The compensation for a senior developer at Anthropic is also certainly much better than a FOSS nonprofit - I'm sure that had nothing to do with his reasoning.
Sad to see yet another longtime open source developer begin working for AI companies that disregard free software licenses for their training and enable the deluge of low quality AI pull requests that waste maintainers' time.
There are many reasons to change job. The pay is always one of them (if you don't work for money, it's not called a job, is it?).
> join Anthropic because of its remarkable commitment to the responsible development of AI for the long-term benefit of humanity.
Obviously, it's better to believe that what Anthropic is doing is good for humanity when you decide to go working for them. But it is at the very least debatable.
Not at the same scale as this, but I've seen friends deliberately choose to get paid less, perhaps much less money, because they wanted to do something. Video games for example, does not pay well, but it may be your passion. Banking pays very well, but it's hard to find any significant emotional involvement.
You can probably argue that's what I did, but it's complicated because I'm hard work. I can't stand debt but I also don't like the feeling of not knowing how to spend all the money. I can say that it's surprisingly hard to get people who are hiring you to accept that (a) the number you put in their mandatory "previous salary" box is correct and yet (b) yes you did understand that they have fixed pay scales and can't possibly match that.

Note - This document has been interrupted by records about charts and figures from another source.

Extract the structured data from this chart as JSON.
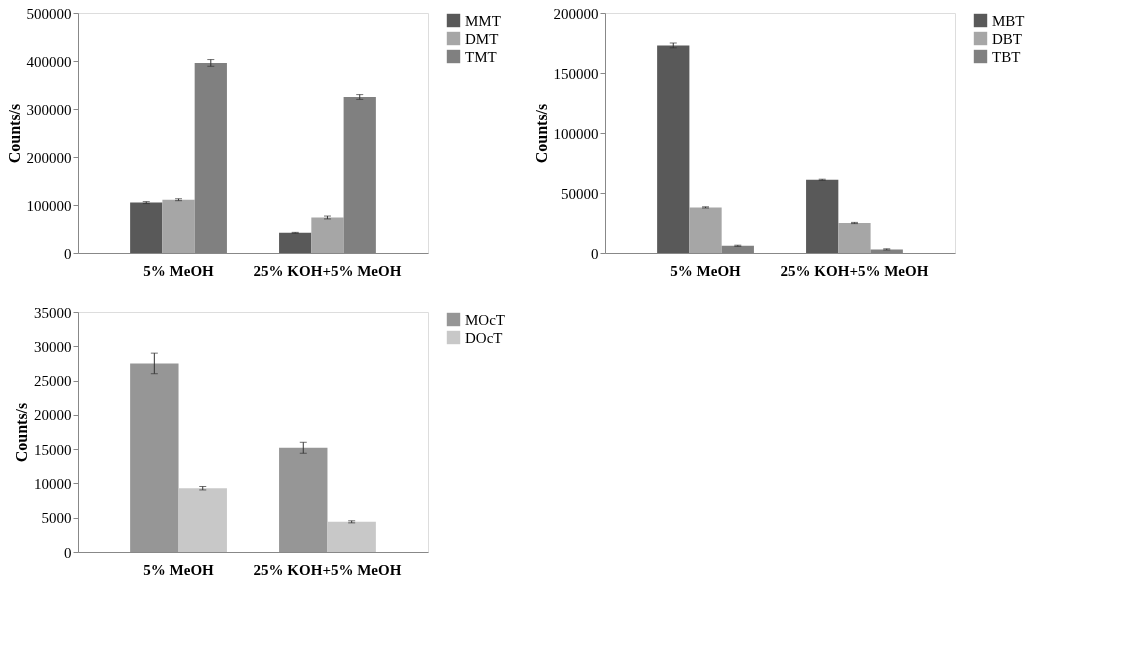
{
  "chart_data": [
    {
      "type": "bar",
      "ylabel": "Counts/s",
      "categories": [
        "5% MeOH",
        "25% KOH+5% MeOH"
      ],
      "ylim": [
        0,
        500000
      ],
      "yticks": [
        0,
        100000,
        200000,
        300000,
        400000,
        500000
      ],
      "grid": false,
      "legend": "right",
      "series": [
        {
          "name": "MMT",
          "color": "#595959",
          "values": [
            105000,
            42000
          ],
          "errors": [
            2000,
            1000
          ]
        },
        {
          "name": "DMT",
          "color": "#a6a6a6",
          "values": [
            111000,
            74000
          ],
          "errors": [
            2000,
            3000
          ]
        },
        {
          "name": "TMT",
          "color": "#808080",
          "values": [
            396000,
            325000
          ],
          "errors": [
            7000,
            5000
          ]
        }
      ]
    },
    {
      "type": "bar",
      "ylabel": "Counts/s",
      "categories": [
        "5% MeOH",
        "25% KOH+5% MeOH"
      ],
      "ylim": [
        0,
        200000
      ],
      "yticks": [
        0,
        50000,
        100000,
        150000,
        200000
      ],
      "grid": false,
      "legend": "right",
      "series": [
        {
          "name": "MBT",
          "color": "#595959",
          "values": [
            173000,
            61000
          ],
          "errors": [
            2000,
            500
          ]
        },
        {
          "name": "DBT",
          "color": "#a6a6a6",
          "values": [
            38000,
            25000
          ],
          "errors": [
            500,
            500
          ]
        },
        {
          "name": "TBT",
          "color": "#808080",
          "values": [
            6000,
            3000
          ],
          "errors": [
            500,
            500
          ]
        }
      ]
    },
    {
      "type": "bar",
      "ylabel": "Counts/s",
      "categories": [
        "5% MeOH",
        "25% KOH+5% MeOH"
      ],
      "ylim": [
        0,
        35000
      ],
      "yticks": [
        0,
        5000,
        10000,
        15000,
        20000,
        25000,
        30000,
        35000
      ],
      "grid": false,
      "legend": "right",
      "series": [
        {
          "name": "MOcT",
          "color": "#969696",
          "values": [
            27500,
            15200
          ],
          "errors": [
            1500,
            800
          ]
        },
        {
          "name": "DOcT",
          "color": "#c8c8c8",
          "values": [
            9300,
            4400
          ],
          "errors": [
            250,
            150
          ]
        }
      ]
    }
  ]
}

Not trying to be cynical … but announcing on a Friday afternoon is typically the operating mode for when you need to announce something that you do not want to get noticed.

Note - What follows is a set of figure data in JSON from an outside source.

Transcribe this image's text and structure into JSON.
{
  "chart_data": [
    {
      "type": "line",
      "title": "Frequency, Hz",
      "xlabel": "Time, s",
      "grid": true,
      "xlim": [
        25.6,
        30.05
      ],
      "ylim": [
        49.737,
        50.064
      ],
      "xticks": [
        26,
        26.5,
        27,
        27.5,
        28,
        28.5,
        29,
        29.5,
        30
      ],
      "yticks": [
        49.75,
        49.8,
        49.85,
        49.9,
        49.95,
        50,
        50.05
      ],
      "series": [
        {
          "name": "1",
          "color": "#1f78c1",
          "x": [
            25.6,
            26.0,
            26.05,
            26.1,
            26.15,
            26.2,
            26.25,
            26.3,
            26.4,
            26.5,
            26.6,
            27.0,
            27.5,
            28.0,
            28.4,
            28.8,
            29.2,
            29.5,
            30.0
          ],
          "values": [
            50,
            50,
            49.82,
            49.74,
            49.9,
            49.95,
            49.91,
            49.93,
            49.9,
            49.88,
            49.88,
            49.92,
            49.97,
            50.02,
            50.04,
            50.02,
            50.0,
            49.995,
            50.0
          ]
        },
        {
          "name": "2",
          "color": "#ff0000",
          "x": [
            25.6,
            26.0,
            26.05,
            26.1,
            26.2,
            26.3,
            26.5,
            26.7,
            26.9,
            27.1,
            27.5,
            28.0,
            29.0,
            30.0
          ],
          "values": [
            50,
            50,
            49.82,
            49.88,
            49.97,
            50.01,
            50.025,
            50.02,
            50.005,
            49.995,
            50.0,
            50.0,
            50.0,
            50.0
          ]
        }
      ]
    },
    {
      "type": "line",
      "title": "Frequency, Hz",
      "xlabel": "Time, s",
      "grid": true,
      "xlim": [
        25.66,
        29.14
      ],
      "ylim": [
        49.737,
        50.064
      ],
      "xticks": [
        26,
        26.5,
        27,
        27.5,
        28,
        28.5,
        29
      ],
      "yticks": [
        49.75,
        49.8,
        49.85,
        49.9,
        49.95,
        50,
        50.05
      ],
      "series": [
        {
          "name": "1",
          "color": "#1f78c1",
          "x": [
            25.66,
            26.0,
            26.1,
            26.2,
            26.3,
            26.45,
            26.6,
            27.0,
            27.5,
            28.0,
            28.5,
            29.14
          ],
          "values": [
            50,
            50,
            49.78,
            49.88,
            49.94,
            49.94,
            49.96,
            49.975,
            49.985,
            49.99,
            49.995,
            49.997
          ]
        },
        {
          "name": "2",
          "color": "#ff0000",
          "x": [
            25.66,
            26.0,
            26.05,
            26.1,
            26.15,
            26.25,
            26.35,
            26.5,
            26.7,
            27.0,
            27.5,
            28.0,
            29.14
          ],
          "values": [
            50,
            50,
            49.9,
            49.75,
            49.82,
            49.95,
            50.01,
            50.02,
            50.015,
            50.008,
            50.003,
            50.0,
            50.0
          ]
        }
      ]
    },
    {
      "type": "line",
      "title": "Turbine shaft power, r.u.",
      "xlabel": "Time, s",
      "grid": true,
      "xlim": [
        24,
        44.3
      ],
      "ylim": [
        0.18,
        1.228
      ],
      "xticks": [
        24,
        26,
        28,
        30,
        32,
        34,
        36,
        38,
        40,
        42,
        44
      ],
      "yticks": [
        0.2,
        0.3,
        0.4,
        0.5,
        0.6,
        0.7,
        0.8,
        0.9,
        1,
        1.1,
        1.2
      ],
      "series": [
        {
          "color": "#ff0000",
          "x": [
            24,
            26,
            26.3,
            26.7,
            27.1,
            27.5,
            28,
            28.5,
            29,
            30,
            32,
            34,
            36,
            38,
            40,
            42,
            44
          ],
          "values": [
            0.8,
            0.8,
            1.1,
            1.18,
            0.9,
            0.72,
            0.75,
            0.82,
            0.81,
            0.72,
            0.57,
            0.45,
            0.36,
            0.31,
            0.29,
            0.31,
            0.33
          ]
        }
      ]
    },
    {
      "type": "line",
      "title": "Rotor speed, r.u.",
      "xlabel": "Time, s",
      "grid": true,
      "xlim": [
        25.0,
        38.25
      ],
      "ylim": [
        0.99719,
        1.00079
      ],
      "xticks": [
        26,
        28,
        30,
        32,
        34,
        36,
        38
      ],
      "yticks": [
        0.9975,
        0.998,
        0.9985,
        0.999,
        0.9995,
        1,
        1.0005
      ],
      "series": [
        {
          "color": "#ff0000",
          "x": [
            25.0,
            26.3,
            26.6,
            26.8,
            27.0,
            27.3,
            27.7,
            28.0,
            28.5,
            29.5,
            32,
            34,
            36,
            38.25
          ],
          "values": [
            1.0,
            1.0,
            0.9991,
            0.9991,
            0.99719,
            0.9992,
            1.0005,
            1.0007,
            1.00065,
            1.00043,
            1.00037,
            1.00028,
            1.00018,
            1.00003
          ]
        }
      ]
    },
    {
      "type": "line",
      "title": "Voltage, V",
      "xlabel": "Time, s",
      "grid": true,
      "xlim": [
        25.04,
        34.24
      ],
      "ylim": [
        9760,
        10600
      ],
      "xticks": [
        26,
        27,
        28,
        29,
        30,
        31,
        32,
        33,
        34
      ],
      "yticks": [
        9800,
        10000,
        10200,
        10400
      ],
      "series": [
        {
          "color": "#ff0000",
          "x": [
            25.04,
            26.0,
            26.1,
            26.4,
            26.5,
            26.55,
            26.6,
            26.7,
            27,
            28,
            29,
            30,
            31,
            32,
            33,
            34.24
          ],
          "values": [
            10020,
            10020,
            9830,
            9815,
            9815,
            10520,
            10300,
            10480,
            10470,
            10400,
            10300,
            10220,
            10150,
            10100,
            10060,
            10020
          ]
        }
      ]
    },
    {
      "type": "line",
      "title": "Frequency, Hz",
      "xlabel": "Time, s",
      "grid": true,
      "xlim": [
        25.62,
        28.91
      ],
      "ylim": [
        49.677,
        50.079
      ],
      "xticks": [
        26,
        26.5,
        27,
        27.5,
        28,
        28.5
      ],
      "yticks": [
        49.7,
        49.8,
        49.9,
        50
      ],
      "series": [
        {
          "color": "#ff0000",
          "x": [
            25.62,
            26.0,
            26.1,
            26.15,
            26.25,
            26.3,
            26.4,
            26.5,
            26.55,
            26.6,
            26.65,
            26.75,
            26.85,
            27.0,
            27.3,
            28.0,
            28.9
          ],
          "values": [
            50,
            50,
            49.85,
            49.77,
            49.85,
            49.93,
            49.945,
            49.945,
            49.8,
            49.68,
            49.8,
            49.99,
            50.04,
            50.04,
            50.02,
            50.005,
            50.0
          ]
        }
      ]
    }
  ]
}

I can only speculate this weeks Bun/Rust news might have played into how this Zulip news is being handled.
To be clear, excited for Tim & team.
Fun fact: The original blog post announcing the Zulip Open Source project (https://news.ycombinator.com/item?id=10279961) was published on a Friday and I think got more attention because of that choice of date than it would have otherwise.
I cannot quite agree to this. But nonetheless I wish good luck to the Zulip project.
It’s okay to make money and change up your career! But this communication is bizarre.
nicholasjbs•2h ago
I've been a happy Zulip user (and realm admin) for 13 years: it's one of my favorite pieces of software, and I use it daily. My understanding is these changes will be very good for Zulip's long-term stability and success.
(I'm a volunteer member of the new foundation's advisory board.)